You can use a JWT or some form of token and share the secret key between the services. I use JWT Authorization Bearer tokens.

The other services don't need to query the user service, they just need to know that the token is valid, then they have authorization to use the API. I get the JWT passed from the client to the gateway and inject it into the request that is sent to the other service behind, just a straight pass through.

The micro service behind needs to have the same JWT consumption as the gateway for authorization but as I mentioned that is just determining a valid token, not querying a valid user.

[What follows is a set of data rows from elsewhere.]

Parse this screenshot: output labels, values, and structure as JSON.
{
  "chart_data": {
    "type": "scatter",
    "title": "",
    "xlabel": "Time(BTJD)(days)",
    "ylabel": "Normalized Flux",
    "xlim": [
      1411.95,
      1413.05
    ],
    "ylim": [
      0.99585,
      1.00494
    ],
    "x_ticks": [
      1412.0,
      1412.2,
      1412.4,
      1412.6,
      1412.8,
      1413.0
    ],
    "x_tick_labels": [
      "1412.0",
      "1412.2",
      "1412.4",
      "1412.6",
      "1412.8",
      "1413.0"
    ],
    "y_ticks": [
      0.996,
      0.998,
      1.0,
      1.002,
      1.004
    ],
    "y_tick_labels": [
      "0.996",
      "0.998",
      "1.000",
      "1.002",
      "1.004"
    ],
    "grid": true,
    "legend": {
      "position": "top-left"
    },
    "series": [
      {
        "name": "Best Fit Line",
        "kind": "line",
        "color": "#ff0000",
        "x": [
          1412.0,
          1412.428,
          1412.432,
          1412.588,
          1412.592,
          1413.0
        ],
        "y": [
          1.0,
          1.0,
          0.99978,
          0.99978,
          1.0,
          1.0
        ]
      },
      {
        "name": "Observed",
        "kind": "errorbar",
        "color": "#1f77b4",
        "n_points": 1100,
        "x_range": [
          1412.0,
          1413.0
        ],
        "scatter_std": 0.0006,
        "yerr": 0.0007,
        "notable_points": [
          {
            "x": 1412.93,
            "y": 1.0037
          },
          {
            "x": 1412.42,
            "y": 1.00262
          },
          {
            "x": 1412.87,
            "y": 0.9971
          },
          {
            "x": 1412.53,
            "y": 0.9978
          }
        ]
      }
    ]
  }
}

But this has an issue that once someone is authorized they can jump call upon other users data unless you include something like a claim in the token.

My Thoughts

The part that I found a challenge from Monolithic to Micro Services was that you needed to switch where you place your trust. In Monolithic you control everything you are in charge. The point of Micro Services is that other services are in complete control of their domain. You have to place your trust in that other service to fulfill its obligations and not want to recheck and reauthorize everything at every level beyond what is necessary.